J’écris par avance ce que je ferai, je suis là où je serai et lorsque j’y suis, je pense à ce que j’ai écrit et à ce que j’écrirai.
Dans la rue des doreurs, un cabinet de comptabilité, l’imprimerie nationale ; au 16 rua Coello da Rocha, là où il vécut ses 15 dernières années, sa chambre, 10 m2, deux fenêtres donnant sur la rue, une commode, sa machine à écrire, ses livres en portugais, anglais, français. Où est-il lui ? Au monastère des Jeronimos, il y a ses cendres, mais ses cendres sont dispersées dans la ville, elles tourbillonnent dans le vent et la lumière de Lisbonne, elles tournent et tombent dans les rues , il pleut les cendres lumineuses de Pessoa.
Au Castel Sao Jorge, le miroir et les deux lentilles d’un périscope captent les images vivantes de la ville qui sont plaquées sur une surface horizontale, dans une chambre obscure. C’est encore la ville qui se reflète dans la ville. Lisbonne née d’une chambre obscure au sommet d’un château maure. Et je lis les mystères de ce périscope sur une affichette collée sur une porte du château. Dans l’affichette, il y a les mots, les images, la ville, la chambre obscure.
Le Sao Jorge lui-même multiplie les vues sur la ville et les vues sur lui-même, d’une tour, on observe une autre tour, un promeneur observe un autre promeneur.


Place du commerce
A peine arrivés place du commerce, un homme s’avance vers nous, nous propose du shit ( il me montre quatre grosses barres résineuses). Cinq minutes après, deux flics arrivent. L’homme s’en va discrètement.

Barrio Alto
Photographie d’un homme en dentelle de la tête au pied, morceaux de dentelle exposées sous vitrine et éclairées au néon orange fluo : on pense à une galerie d’art, on entre par un couloir vide, c’est un bar. Fleurs en papier rouge encadrant les portes d’un atelier de tatouage, frange rose de la brune au comptoir. Murs noyés sous une tapisserie à gros motifs floraux, meubles anciens, quelques chaussures à vendre. Murs peints à la Pollock (éclaboussés de peinture), cartons à chaussures au sol. On croit comprendre quelque chose : être artiste la journée et le soir transformer son atelier en boutique à la mode , la seule façon de ne pas crever de faim en tant qu’artiste.

Alfama
Nous tournons la tête, nous nous penchons, nous écoutons le fado à l’intérieur, les chanteurs sortent, nous sommes dans les coulisses, dans la rue, attablés, seuls à manger ainsi, les chanteurs vont et viennent, nous parlent, nous expliquent le fado, la différence entre celui de Lisbonne et celui de Coimbra, ils se reposent, s’assoient par terre, interpellent des amis, discutent avec la chanteuse d’un autre restaurant, attendent leur tour, se chauffent la voix, c’est l’art à l’intérieur et la vie à l’extérieur ou l’inverse. Le plus vieux des chanteurs ( il chante avec une voix cassée, expressive) prend le chapeau de Pierre et le met dans une salle annexe, là où dans l’après midi chanteurs et musiciens s’exerçaient.
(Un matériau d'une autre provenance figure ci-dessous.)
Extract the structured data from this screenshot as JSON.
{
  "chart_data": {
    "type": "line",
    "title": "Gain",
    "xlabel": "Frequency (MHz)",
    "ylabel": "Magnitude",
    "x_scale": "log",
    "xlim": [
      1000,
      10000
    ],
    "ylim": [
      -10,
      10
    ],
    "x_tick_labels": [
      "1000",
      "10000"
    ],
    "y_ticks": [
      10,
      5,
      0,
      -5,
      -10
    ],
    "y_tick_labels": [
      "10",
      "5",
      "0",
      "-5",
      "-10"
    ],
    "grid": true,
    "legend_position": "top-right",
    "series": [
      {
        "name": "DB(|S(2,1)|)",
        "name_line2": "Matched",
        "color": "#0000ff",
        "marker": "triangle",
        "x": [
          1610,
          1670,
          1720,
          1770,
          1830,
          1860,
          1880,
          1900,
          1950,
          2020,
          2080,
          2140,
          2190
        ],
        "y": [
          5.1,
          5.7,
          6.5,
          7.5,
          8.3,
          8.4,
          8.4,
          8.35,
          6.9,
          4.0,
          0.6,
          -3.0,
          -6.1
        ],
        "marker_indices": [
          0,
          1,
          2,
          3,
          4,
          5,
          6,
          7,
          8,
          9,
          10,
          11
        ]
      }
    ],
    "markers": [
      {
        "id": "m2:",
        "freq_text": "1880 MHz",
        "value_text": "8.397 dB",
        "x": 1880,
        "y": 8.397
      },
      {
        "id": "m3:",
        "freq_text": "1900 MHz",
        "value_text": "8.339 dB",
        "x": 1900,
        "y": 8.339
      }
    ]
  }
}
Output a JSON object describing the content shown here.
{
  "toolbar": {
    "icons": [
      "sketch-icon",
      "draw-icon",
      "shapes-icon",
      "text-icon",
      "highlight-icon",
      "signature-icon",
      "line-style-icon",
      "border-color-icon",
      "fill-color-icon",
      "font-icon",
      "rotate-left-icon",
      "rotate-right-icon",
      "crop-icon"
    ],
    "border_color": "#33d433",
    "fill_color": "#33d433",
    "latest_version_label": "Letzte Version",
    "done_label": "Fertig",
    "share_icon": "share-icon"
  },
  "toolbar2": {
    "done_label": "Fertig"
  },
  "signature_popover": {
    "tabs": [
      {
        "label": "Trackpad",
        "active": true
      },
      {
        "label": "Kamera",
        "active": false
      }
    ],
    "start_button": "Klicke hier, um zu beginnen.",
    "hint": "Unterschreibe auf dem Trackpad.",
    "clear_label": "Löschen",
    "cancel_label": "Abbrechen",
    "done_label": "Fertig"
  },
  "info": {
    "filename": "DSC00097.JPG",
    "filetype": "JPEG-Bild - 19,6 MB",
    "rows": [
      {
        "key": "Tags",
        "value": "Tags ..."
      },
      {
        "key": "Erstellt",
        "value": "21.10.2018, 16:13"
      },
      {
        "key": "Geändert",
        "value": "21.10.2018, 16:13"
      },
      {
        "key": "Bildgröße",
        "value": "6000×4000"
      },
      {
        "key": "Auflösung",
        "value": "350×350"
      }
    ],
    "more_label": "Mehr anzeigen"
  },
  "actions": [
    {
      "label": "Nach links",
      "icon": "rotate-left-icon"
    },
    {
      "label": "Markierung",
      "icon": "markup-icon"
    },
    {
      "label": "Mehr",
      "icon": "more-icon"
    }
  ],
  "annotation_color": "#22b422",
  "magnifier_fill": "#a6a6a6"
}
Pierre fait son portrait sur la nappe en papier, dessine son futur bateau ( intérieur et extérieur) ; j’emporte la nappe quand nous avons fini de manger.

Si j’avais acheté le carnet de notes « Moleskine » à 11,50 euros, j’aurais écrit comme Hemingway, Chatwin ou dessiné comme Picasso. (c’est ce que suggère la publicité). Tant pis, j’écris sur un vieux cahier Carrefour à 12F50. Chatwin publie son 1er livre « en Patagonie » à 37 ans. A l’intérieur du livre, il note « 32 ans , l’âge où meurt les génies ». Je peux écrire, tranquille.

Chatwin notait tout, mais alors tout. Je me demande comment il faisait techniquement, si lorsqu’il parlait à quelqu’un il se retournait pour écrire ou s’il s’absentait très souvent pour aller aux toilettes. Pessoa ( Bernardo Soares) se sentait vivant à travers ses sensations , Proust, par ses sensations retrouvait le temps perdu. Il faudrait être entre Pessoa-Proust et Chatwin :décrire et que la description amène des sensations. Je me demande s’il est possible que Pessoa ait lu Proust, je devrais vérifier les dates, je ne l’ai pas vu dans la bibliothèque de Pessoa, j’aurais du demander à la bibliothécaire de la casa Pessoa. A la place, je lui ai demandé comment recharger ma carte de bus. Elle m’a indiqué la tabacaria la plus proche. Je crois rêver : la tabacaria la plus proche de la maison de Pessoa.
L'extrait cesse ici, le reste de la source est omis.